Comment 16 Zbigniew Jędrzejewski-Szmek 2013-05-15 11:37:18 UTC
> what exactly was wrong with nss-myhostname?
systemd bug fixed in http://cgit.freedesktop.org/systemd/systemd/commit/?id=1e335af70: the .so file was wanting a symbol (log_<something>) which couldn't be resolved and the module could not be loaded. Should be trivial to recreate by adding whatever function call when the function is not defined in any of the libraries.

> make sure that it's not something that glibc ought to have handled
If anything should be changed, I think that glibc is the only place. The module wasn't even loaded, so it has nothing to say in this matter.

Comment 17 Siddhesh Poyarekar 2013-05-15 14:06:39 UTC
Even easier to reproduce - just move libnss_myhostname.so and put myhostname in nsswitch.conf.  I'll take this because this is related to upstream 15339.  As I had feared, the fix is not complete.
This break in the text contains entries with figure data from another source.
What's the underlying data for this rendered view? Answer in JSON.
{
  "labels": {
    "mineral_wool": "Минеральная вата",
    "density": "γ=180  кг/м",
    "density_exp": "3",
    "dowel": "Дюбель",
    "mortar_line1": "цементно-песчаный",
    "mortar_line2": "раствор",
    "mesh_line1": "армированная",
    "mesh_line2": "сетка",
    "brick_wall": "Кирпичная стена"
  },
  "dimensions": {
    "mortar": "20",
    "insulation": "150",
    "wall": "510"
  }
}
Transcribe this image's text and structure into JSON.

Comment 18 Siddhesh Poyarekar 2013-05-15 15:11:13 UTC
Please try this build once it is done.  My local testing seems to indicate that this is fixed:

http://koji.fedoraproject.org/koji/taskinfo?taskID=5384387

Comment 19 Zbigniew Jędrzejewski-Szmek 2013-05-15 20:44:58 UTC
(In reply to comment #18)
> http://koji.fedoraproject.org/koji/taskinfo?taskID=5384387
error: 0 -2 0
error: 2 -2 0
error: 10 -2 0

> My local testing seems to indicate that this is fixed:
So it seems.

Comment 20 Siddhesh Poyarekar 2013-05-31 13:31:16 UTC
The patch is upstream and will make it into rawhide with the next rebase.  Do you need an f19 backport?
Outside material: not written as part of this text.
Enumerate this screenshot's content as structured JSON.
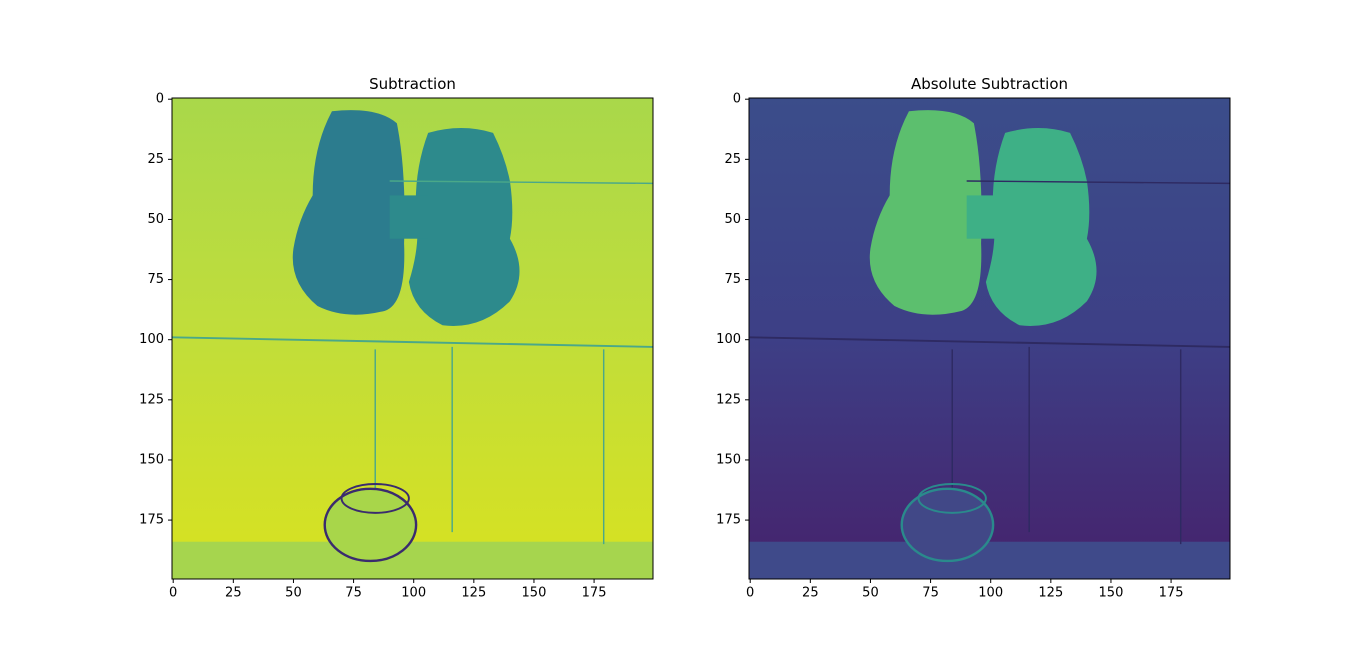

commit 3d04f5db20c8f0d1ba3881b5f5373586a18cf188
Author: Siddhesh Poyarekar <siddhesh>
Date:   Tue May 21 21:54:41 2013 +0530

    Set EAI_SYSTEM only when h_errno is NETDB_INTERNAL
    
    Fixes BZ #15339.
    
    NSS_STATUS_UNAVAIL may mean that a necessary input resource is not
    available.  This could occur in a number of cases including when the
    network is down, system runs out of file descriptors, etc.  The
    correct differentiator in such a case is the h_errno, which gives the
    nature of failure.  In case of failures other than a simple 'not
    found', we set h_errno as NETDB_INTERNAL and let errno be the
    identifier for the exact error.

Comment 21 Jan Kaluža 2013-05-31 15:34:50 UTC
i was hoping you will fix that in F19, otherwise I will have to backport APR patch (it's upstream too), which is not a problem, but the real bug is in glibc and there could be other projects using the glibc the way httpd does.
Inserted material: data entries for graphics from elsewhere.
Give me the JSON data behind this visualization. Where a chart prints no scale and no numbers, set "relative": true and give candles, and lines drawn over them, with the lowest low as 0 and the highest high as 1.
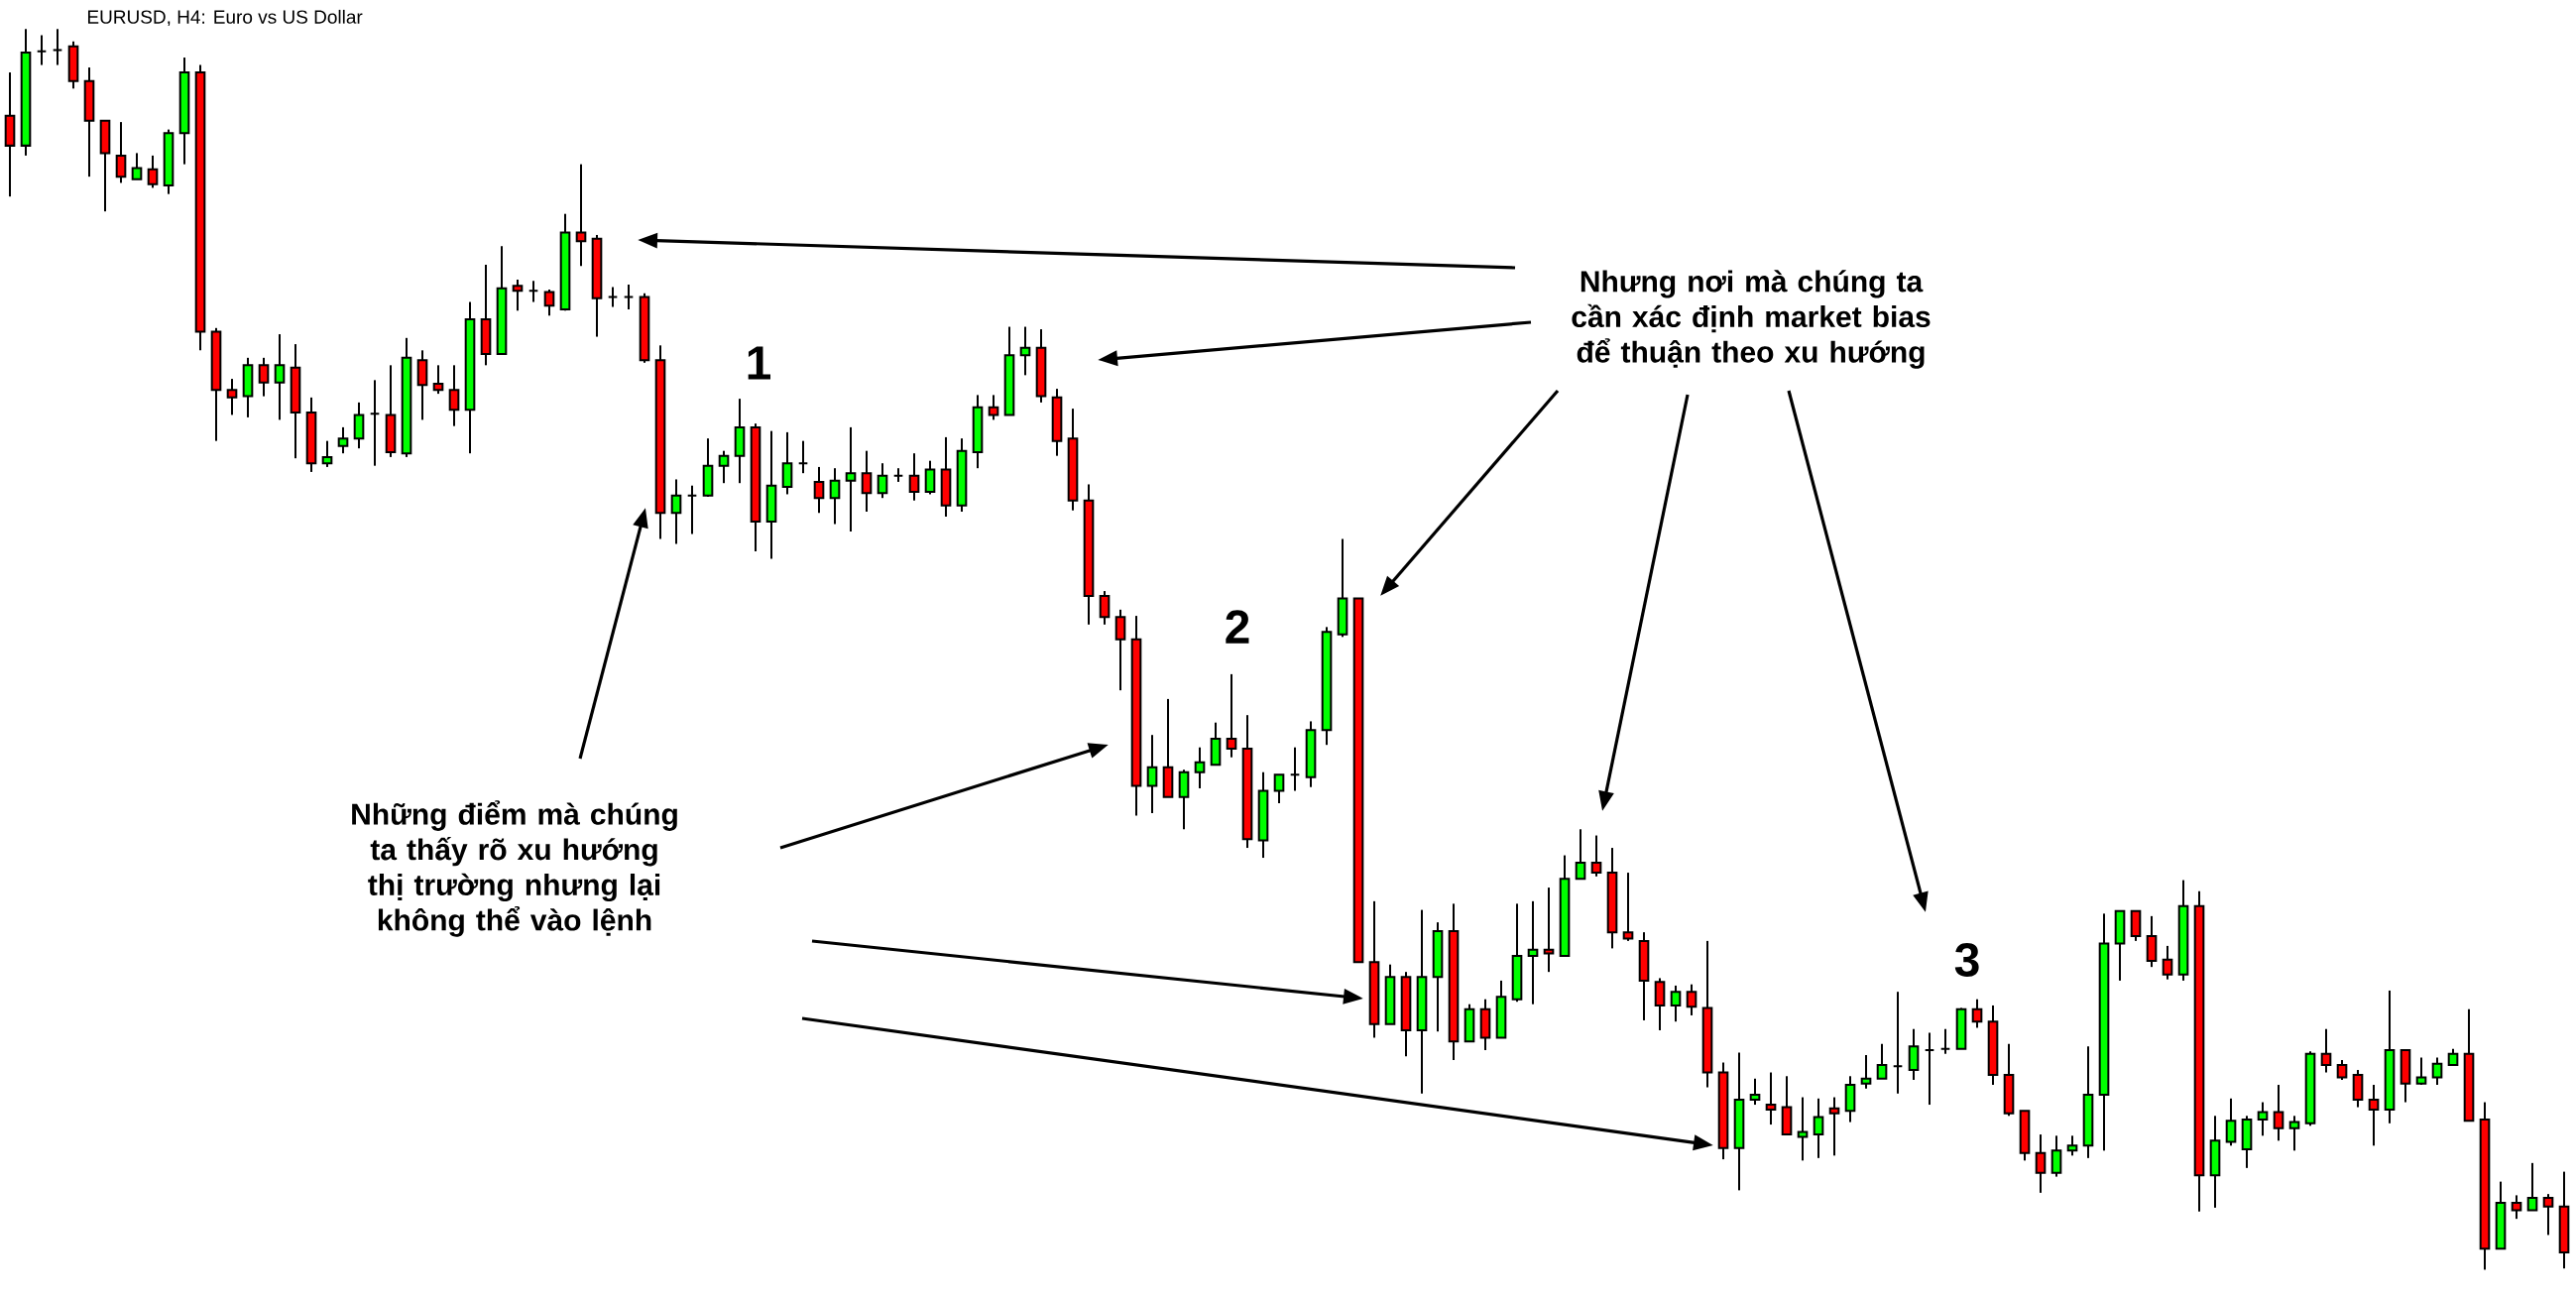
{
  "chart_data": {
    "type": "candlestick",
    "title": "EURUSD, H4: Euro vs US Dollar",
    "relative": true,
    "annotations": [
      "1",
      "2",
      "3",
      "Nhưng nơi mà chúng ta cần xác định market bias để thuận theo xu hướng",
      "Những điểm mà chúng ta thấy rõ xu hướng thị trường nhưng lại không thể vào lệnh"
    ],
    "categories": [
      null,
      null,
      null,
      null,
      null,
      null,
      null,
      null,
      null,
      null,
      null,
      null,
      null,
      null,
      null,
      null,
      null,
      null,
      null,
      null,
      null,
      null,
      null,
      null,
      null,
      null,
      null,
      null,
      null,
      null,
      null,
      null,
      null,
      null,
      null,
      null,
      null,
      null,
      null,
      null,
      null,
      null,
      null,
      null,
      null,
      null,
      null,
      null,
      null,
      null,
      null,
      null,
      null,
      null,
      null,
      null,
      null,
      null,
      null,
      null,
      null,
      null,
      null,
      null,
      null,
      null,
      null,
      null,
      null,
      null,
      null,
      null,
      null,
      null,
      null,
      null,
      null,
      null,
      null,
      null,
      null,
      null,
      null,
      null,
      null,
      null,
      null,
      null,
      null,
      null,
      null,
      null,
      null,
      null,
      null,
      null,
      null,
      null,
      null,
      null,
      null,
      null,
      null,
      null,
      null,
      null,
      null,
      null,
      null,
      null,
      null,
      null,
      null,
      null,
      null,
      null,
      null,
      null,
      null,
      null,
      null,
      null,
      null,
      null,
      null,
      null,
      null,
      null,
      null,
      null,
      null,
      null,
      null,
      null,
      null,
      null,
      null,
      null,
      null,
      null,
      null,
      null,
      null,
      null,
      null,
      null,
      null,
      null,
      null,
      null,
      null,
      null,
      null,
      null,
      null,
      null,
      null,
      null,
      null,
      null,
      null,
      null
    ],
    "ohlc": [
      [
        0.93,
        0.965,
        0.865,
        0.906
      ],
      [
        0.906,
        1.0,
        0.898,
        0.981
      ],
      [
        0.982,
        0.995,
        0.971,
        0.982
      ],
      [
        0.983,
        1.0,
        0.971,
        0.983
      ],
      [
        0.986,
        0.99,
        0.952,
        0.958
      ],
      [
        0.958,
        0.969,
        0.881,
        0.926
      ],
      [
        0.926,
        0.926,
        0.853,
        0.9
      ],
      [
        0.898,
        0.925,
        0.876,
        0.881
      ],
      [
        0.879,
        0.9,
        0.879,
        0.888
      ],
      [
        0.887,
        0.898,
        0.872,
        0.875
      ],
      [
        0.874,
        0.919,
        0.867,
        0.916
      ],
      [
        0.916,
        0.977,
        0.891,
        0.965
      ],
      [
        0.965,
        0.971,
        0.741,
        0.756
      ],
      [
        0.756,
        0.759,
        0.668,
        0.709
      ],
      [
        0.709,
        0.718,
        0.689,
        0.703
      ],
      [
        0.704,
        0.735,
        0.687,
        0.729
      ],
      [
        0.729,
        0.735,
        0.704,
        0.715
      ],
      [
        0.715,
        0.754,
        0.685,
        0.729
      ],
      [
        0.727,
        0.746,
        0.654,
        0.691
      ],
      [
        0.691,
        0.703,
        0.643,
        0.65
      ],
      [
        0.65,
        0.668,
        0.647,
        0.655
      ],
      [
        0.664,
        0.679,
        0.658,
        0.67
      ],
      [
        0.67,
        0.699,
        0.662,
        0.689
      ],
      [
        0.69,
        0.717,
        0.648,
        0.69
      ],
      [
        0.689,
        0.729,
        0.655,
        0.659
      ],
      [
        0.658,
        0.751,
        0.655,
        0.735
      ],
      [
        0.733,
        0.741,
        0.685,
        0.713
      ],
      [
        0.714,
        0.729,
        0.706,
        0.709
      ],
      [
        0.709,
        0.729,
        0.68,
        0.693
      ],
      [
        0.693,
        0.78,
        0.658,
        0.766
      ],
      [
        0.766,
        0.81,
        0.729,
        0.738
      ],
      [
        0.738,
        0.825,
        0.738,
        0.791
      ],
      [
        0.793,
        0.798,
        0.773,
        0.789
      ],
      [
        0.789,
        0.797,
        0.78,
        0.789
      ],
      [
        0.788,
        0.79,
        0.769,
        0.777
      ],
      [
        0.774,
        0.851,
        0.773,
        0.836
      ],
      [
        0.836,
        0.891,
        0.809,
        0.829
      ],
      [
        0.831,
        0.834,
        0.752,
        0.783
      ],
      [
        0.784,
        0.792,
        0.776,
        0.784
      ],
      [
        0.784,
        0.794,
        0.774,
        0.784
      ],
      [
        0.784,
        0.787,
        0.731,
        0.733
      ],
      [
        0.733,
        0.745,
        0.589,
        0.61
      ],
      [
        0.61,
        0.637,
        0.585,
        0.624
      ],
      [
        0.624,
        0.632,
        0.593,
        0.624
      ],
      [
        0.624,
        0.67,
        0.623,
        0.648
      ],
      [
        0.648,
        0.66,
        0.634,
        0.656
      ],
      [
        0.656,
        0.702,
        0.634,
        0.679
      ],
      [
        0.679,
        0.682,
        0.579,
        0.603
      ],
      [
        0.603,
        0.676,
        0.573,
        0.632
      ],
      [
        0.631,
        0.675,
        0.625,
        0.65
      ],
      [
        0.65,
        0.668,
        0.642,
        0.65
      ],
      [
        0.635,
        0.647,
        0.61,
        0.622
      ],
      [
        0.622,
        0.646,
        0.601,
        0.636
      ],
      [
        0.636,
        0.679,
        0.595,
        0.642
      ],
      [
        0.642,
        0.66,
        0.611,
        0.626
      ],
      [
        0.626,
        0.65,
        0.622,
        0.64
      ],
      [
        0.64,
        0.646,
        0.635,
        0.64
      ],
      [
        0.64,
        0.658,
        0.62,
        0.627
      ],
      [
        0.627,
        0.652,
        0.625,
        0.645
      ],
      [
        0.645,
        0.671,
        0.607,
        0.616
      ],
      [
        0.616,
        0.67,
        0.611,
        0.66
      ],
      [
        0.659,
        0.705,
        0.646,
        0.695
      ],
      [
        0.695,
        0.705,
        0.685,
        0.689
      ],
      [
        0.689,
        0.76,
        0.689,
        0.737
      ],
      [
        0.737,
        0.76,
        0.721,
        0.743
      ],
      [
        0.743,
        0.758,
        0.699,
        0.704
      ],
      [
        0.703,
        0.71,
        0.656,
        0.668
      ],
      [
        0.67,
        0.694,
        0.612,
        0.62
      ],
      [
        0.62,
        0.633,
        0.52,
        0.543
      ],
      [
        0.543,
        0.547,
        0.52,
        0.526
      ],
      [
        0.526,
        0.532,
        0.467,
        0.508
      ],
      [
        0.508,
        0.527,
        0.366,
        0.39
      ],
      [
        0.39,
        0.431,
        0.368,
        0.405
      ],
      [
        0.405,
        0.46,
        0.381,
        0.381
      ],
      [
        0.381,
        0.403,
        0.355,
        0.401
      ],
      [
        0.401,
        0.421,
        0.388,
        0.409
      ],
      [
        0.407,
        0.441,
        0.407,
        0.428
      ],
      [
        0.428,
        0.48,
        0.413,
        0.42
      ],
      [
        0.42,
        0.447,
        0.34,
        0.347
      ],
      [
        0.346,
        0.401,
        0.332,
        0.386
      ],
      [
        0.386,
        0.399,
        0.376,
        0.399
      ],
      [
        0.399,
        0.421,
        0.386,
        0.399
      ],
      [
        0.397,
        0.442,
        0.389,
        0.435
      ],
      [
        0.435,
        0.518,
        0.423,
        0.514
      ],
      [
        0.512,
        0.589,
        0.51,
        0.541
      ],
      [
        0.541,
        0.541,
        0.248,
        0.248
      ],
      [
        0.248,
        0.297,
        0.187,
        0.198
      ],
      [
        0.198,
        0.246,
        0.198,
        0.236
      ],
      [
        0.236,
        0.24,
        0.172,
        0.193
      ],
      [
        0.193,
        0.29,
        0.142,
        0.236
      ],
      [
        0.236,
        0.28,
        0.192,
        0.273
      ],
      [
        0.273,
        0.295,
        0.169,
        0.184
      ],
      [
        0.184,
        0.214,
        0.184,
        0.21
      ],
      [
        0.21,
        0.218,
        0.177,
        0.187
      ],
      [
        0.187,
        0.233,
        0.187,
        0.22
      ],
      [
        0.218,
        0.295,
        0.216,
        0.253
      ],
      [
        0.253,
        0.297,
        0.214,
        0.258
      ],
      [
        0.258,
        0.308,
        0.24,
        0.255
      ],
      [
        0.253,
        0.334,
        0.253,
        0.315
      ],
      [
        0.315,
        0.355,
        0.315,
        0.328
      ],
      [
        0.328,
        0.35,
        0.317,
        0.32
      ],
      [
        0.32,
        0.34,
        0.259,
        0.272
      ],
      [
        0.272,
        0.32,
        0.265,
        0.267
      ],
      [
        0.265,
        0.272,
        0.201,
        0.233
      ],
      [
        0.232,
        0.235,
        0.193,
        0.213
      ],
      [
        0.213,
        0.229,
        0.2,
        0.224
      ],
      [
        0.224,
        0.23,
        0.205,
        0.212
      ],
      [
        0.211,
        0.265,
        0.147,
        0.159
      ],
      [
        0.159,
        0.167,
        0.089,
        0.098
      ],
      [
        0.098,
        0.175,
        0.064,
        0.137
      ],
      [
        0.137,
        0.154,
        0.133,
        0.141
      ],
      [
        0.133,
        0.159,
        0.117,
        0.129
      ],
      [
        0.131,
        0.156,
        0.109,
        0.109
      ],
      [
        0.107,
        0.139,
        0.088,
        0.111
      ],
      [
        0.109,
        0.138,
        0.09,
        0.123
      ],
      [
        0.13,
        0.139,
        0.092,
        0.126
      ],
      [
        0.128,
        0.156,
        0.119,
        0.149
      ],
      [
        0.15,
        0.173,
        0.146,
        0.154
      ],
      [
        0.154,
        0.182,
        0.154,
        0.165
      ],
      [
        0.164,
        0.224,
        0.142,
        0.164
      ],
      [
        0.161,
        0.194,
        0.153,
        0.18
      ],
      [
        0.177,
        0.191,
        0.133,
        0.177
      ],
      [
        0.178,
        0.194,
        0.174,
        0.178
      ],
      [
        0.178,
        0.211,
        0.178,
        0.21
      ],
      [
        0.21,
        0.218,
        0.195,
        0.2
      ],
      [
        0.2,
        0.213,
        0.149,
        0.157
      ],
      [
        0.157,
        0.182,
        0.124,
        0.126
      ],
      [
        0.128,
        0.128,
        0.088,
        0.094
      ],
      [
        0.094,
        0.109,
        0.062,
        0.078
      ],
      [
        0.078,
        0.108,
        0.075,
        0.096
      ],
      [
        0.096,
        0.108,
        0.092,
        0.1
      ],
      [
        0.1,
        0.18,
        0.09,
        0.141
      ],
      [
        0.141,
        0.287,
        0.096,
        0.263
      ],
      [
        0.263,
        0.289,
        0.233,
        0.289
      ],
      [
        0.289,
        0.289,
        0.265,
        0.269
      ],
      [
        0.269,
        0.285,
        0.244,
        0.249
      ],
      [
        0.25,
        0.261,
        0.234,
        0.238
      ],
      [
        0.238,
        0.314,
        0.233,
        0.293
      ],
      [
        0.293,
        0.305,
        0.047,
        0.076
      ],
      [
        0.076,
        0.124,
        0.05,
        0.104
      ],
      [
        0.103,
        0.138,
        0.1,
        0.12
      ],
      [
        0.097,
        0.124,
        0.082,
        0.121
      ],
      [
        0.121,
        0.135,
        0.108,
        0.127
      ],
      [
        0.127,
        0.149,
        0.104,
        0.114
      ],
      [
        0.114,
        0.124,
        0.096,
        0.119
      ],
      [
        0.118,
        0.176,
        0.116,
        0.174
      ],
      [
        0.174,
        0.194,
        0.159,
        0.165
      ],
      [
        0.165,
        0.169,
        0.153,
        0.155
      ],
      [
        0.157,
        0.161,
        0.131,
        0.137
      ],
      [
        0.137,
        0.149,
        0.1,
        0.129
      ],
      [
        0.129,
        0.225,
        0.118,
        0.177
      ],
      [
        0.177,
        0.177,
        0.135,
        0.15
      ],
      [
        0.15,
        0.171,
        0.149,
        0.155
      ],
      [
        0.155,
        0.171,
        0.149,
        0.166
      ],
      [
        0.165,
        0.178,
        0.165,
        0.174
      ],
      [
        0.174,
        0.21,
        0.12,
        0.12
      ],
      [
        0.121,
        0.135,
        0.0,
        0.017
      ],
      [
        0.017,
        0.071,
        0.017,
        0.054
      ],
      [
        0.054,
        0.06,
        0.041,
        0.048
      ],
      [
        0.048,
        0.086,
        0.048,
        0.058
      ],
      [
        0.058,
        0.061,
        0.028,
        0.051
      ],
      [
        0.051,
        0.079,
        0.001,
        0.014
      ]
    ],
    "colors": [
      "#ff0000",
      "#00ff00",
      "#000000",
      "#000000",
      "#ff0000",
      "#ff0000",
      "#ff0000",
      "#ff0000",
      "#00ff00",
      "#ff0000",
      "#00ff00",
      "#00ff00",
      "#ff0000",
      "#ff0000",
      "#ff0000",
      "#00ff00",
      "#ff0000",
      "#00ff00",
      "#ff0000",
      "#ff0000",
      "#00ff00",
      "#00ff00",
      "#00ff00",
      "#000000",
      "#ff0000",
      "#00ff00",
      "#ff0000",
      "#ff0000",
      "#ff0000",
      "#00ff00",
      "#ff0000",
      "#00ff00",
      "#ff0000",
      "#000000",
      "#ff0000",
      "#00ff00",
      "#ff0000",
      "#ff0000",
      "#000000",
      "#000000",
      "#ff0000",
      "#ff0000",
      "#00ff00",
      "#000000",
      "#00ff00",
      "#00ff00",
      "#00ff00",
      "#ff0000",
      "#00ff00",
      "#00ff00",
      "#000000",
      "#ff0000",
      "#00ff00",
      "#00ff00",
      "#ff0000",
      "#00ff00",
      "#000000",
      "#ff0000",
      "#00ff00",
      "#ff0000",
      "#00ff00",
      "#00ff00",
      "#ff0000",
      "#00ff00",
      "#00ff00",
      "#ff0000",
      "#ff0000",
      "#ff0000",
      "#ff0000",
      "#ff0000",
      "#ff0000",
      "#ff0000",
      "#00ff00",
      "#ff0000",
      "#00ff00",
      "#00ff00",
      "#00ff00",
      "#ff0000",
      "#ff0000",
      "#00ff00",
      "#00ff00",
      "#000000",
      "#00ff00",
      "#00ff00",
      "#00ff00",
      "#ff0000",
      "#ff0000",
      "#00ff00",
      "#ff0000",
      "#00ff00",
      "#00ff00",
      "#ff0000",
      "#00ff00",
      "#ff0000",
      "#00ff00",
      "#00ff00",
      "#00ff00",
      "#ff0000",
      "#00ff00",
      "#00ff00",
      "#ff0000",
      "#ff0000",
      "#ff0000",
      "#ff0000",
      "#ff0000",
      "#00ff00",
      "#ff0000",
      "#ff0000",
      "#ff0000",
      "#00ff00",
      "#00ff00",
      "#ff0000",
      "#ff0000",
      "#00ff00",
      "#00ff00",
      "#ff0000",
      "#00ff00",
      "#00ff00",
      "#00ff00",
      "#000000",
      "#00ff00",
      "#000000",
      "#000000",
      "#00ff00",
      "#ff0000",
      "#ff0000",
      "#ff0000",
      "#ff0000",
      "#ff0000",
      "#00ff00",
      "#00ff00",
      "#00ff00",
      "#00ff00",
      "#00ff00",
      "#ff0000",
      "#ff0000",
      "#ff0000",
      "#00ff00",
      "#ff0000",
      "#00ff00",
      "#00ff00",
      "#00ff00",
      "#00ff00",
      "#ff0000",
      "#00ff00",
      "#00ff00",
      "#ff0000",
      "#ff0000",
      "#ff0000",
      "#ff0000",
      "#00ff00",
      "#ff0000",
      "#00ff00",
      "#00ff00",
      "#00ff00",
      "#ff0000",
      "#ff0000",
      "#00ff00",
      "#ff0000",
      "#00ff00",
      "#ff0000",
      "#ff0000"
    ]
  }
}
Comment 22 Fedora Update System 2013-06-25 17:31:00 UTC
glibc-2.17-11.fc19 has been submitted as an update for Fedora 19.
https://admin.fedoraproject.org/updates/glibc-2.17-11.fc19

Comment 23 Fedora Update System 2013-06-26 17:09:26 UTC
Package glibc-2.17-11.fc19:
* should fix your issue,
* was pushed to the Fedora 19 testing repository,
* should be available at your local mirror within two days.
Update it with:
# su -c 'yum update --enablerepo=updates-testing glibc-2.17-11.fc19'
as soon as you are able to.
Please go to the following url:
https://admin.fedoraproject.org/updates/FEDORA-2013-11737/glibc-2.17-11.fc19
then log in and leave karma (feedback).

Comment 24 Fedora Update System 2013-06-29 18:05:30 UTC
glibc-2.17-11.fc19 has been pushed to the Fedora 19 stable repository.  If problems still persist, please make note of it in this bug report.